With every election, I notice that the majority of elected hopefuls often use negative selling and mud-slinging attack campaigns. It has grown to something I expect from politicians, but not from salespeople.
Yet recently I experienced some negative selling tactics that I thought I would share. The first occurred when I was a shopping for a new car a couple months ago.
I had decided on what make and model car I was planning to buy, but wanted to reassure myself that I was making the best choice by looking at some other vehicles. When I visited a different dealership and I mentioned I was doing some research on two vehicles, I was surprised at the salesperson's approach. He immediately began to negative sell by talking about how bad the gas mileage was, that it didn’t score the highest safety ratings, and weaknesses in its performance while failing to point out any of the strengths of his brand. It was a big turn off for me and I ultimately bought the car I originally wanted.
I know this isn’t always a common occurrence, but some salespeople get fearful and defensive as soon as the competition is mentioned. It is OK to acknowledge that you have competition, but there is a fine line between negative selling and pointing out the differences between two products while focusing on your strengths. Knowing your competition's weaknesses is important, but this information should be used in a tactful informative way that is not offensive to your consumer. Too many salespeople forget to focus on the strengths of their own product and services. Salespeople that trick themselves into believing that they can make up negatives about a competitor are kidding themselves.

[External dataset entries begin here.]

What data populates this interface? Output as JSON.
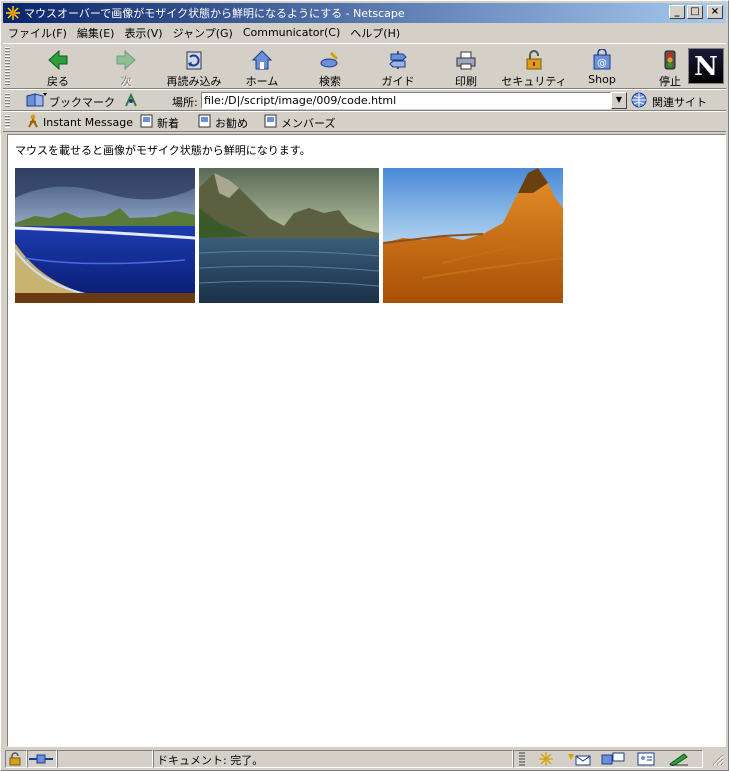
{
  "window": {
    "title": "マウスオーバーで画像がモザイク状態から鮮明になるようにする - Netscape",
    "buttons": {
      "minimize": "_",
      "maximize": "□",
      "close": "×"
    }
  },
  "menu": [
    "ファイル(F)",
    "編集(E)",
    "表示(V)",
    "ジャンプ(G)",
    "Communicator(C)",
    "ヘルプ(H)"
  ],
  "nav_toolbar": {
    "buttons": [
      {
        "label": "戻る",
        "icon": "back-arrow-icon"
      },
      {
        "label": "次",
        "icon": "forward-arrow-icon"
      },
      {
        "label": "再読み込み",
        "icon": "reload-icon"
      },
      {
        "label": "ホーム",
        "icon": "home-icon"
      },
      {
        "label": "検索",
        "icon": "search-icon"
      },
      {
        "label": "ガイド",
        "icon": "guide-icon"
      },
      {
        "label": "印刷",
        "icon": "print-icon"
      },
      {
        "label": "セキュリティ",
        "icon": "security-lock-icon"
      },
      {
        "label": "Shop",
        "icon": "shop-icon"
      },
      {
        "label": "停止",
        "icon": "stop-icon"
      }
    ],
    "logo": "N"
  },
  "location_toolbar": {
    "bookmarks_label": "ブックマーク",
    "location_label": "場所:",
    "url": "file:/D|/script/image/009/code.html",
    "related_label": "関連サイト"
  },
  "personal_toolbar": {
    "items": [
      "Instant Message",
      "新着",
      "お勧め",
      "メンバーズ"
    ]
  },
  "content": {
    "message": "マウスを載せると画像がモザイク状態から鮮明になります。"
  },
  "status": {
    "text": "ドキュメント: 完了。"
  },
  "colors": {
    "titlebar_start": "#0a246a",
    "titlebar_end": "#a6caf0",
    "chrome": "#d4d0c8"
  }
}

The second occurrence of negative selling happened last week in my own job. I work for a DMS company and often get the impression that some of our competitors negative sell on occasion. Recently, a customer told me that another DMS company gave them negative feedback about my company's integration. To resolve this concern, I immediately conferenced in a person from that DMS company. They backpedaled and quickly reassured the customer of our great integration. We ended up getting this customer, but not because of our integration or negative selling. The dealer said that the moment he knew the competitor had lied they lost all trust and began to doubt the positives of their product. Spare the negative talk. Henry Ford said:
“The competitor to be feared is one who never bothers about you at all, but goes on making his own business better all the time.”
Focus on you, your company, your strengths and most importantly, your customer. My business and my reputation are built on ethical standards and selling my company’s superior service, not bad mouthing rivals. Just because you are my competitor doesn’t mean we can’t be friends, either. We can chat and talk about industry issues at trade shows, conferences, and through social media. I have referred customers to others when I thought they were a better fit. And in turn, other companies have sent business my way.
Strong competitors drive me to be even better at what I do. The automotive technology space is growing and I love the idea that more players are joining in. Yes, it is more competition, but I think there’s enough business to go around and it grows the overall performance of the automotive industry.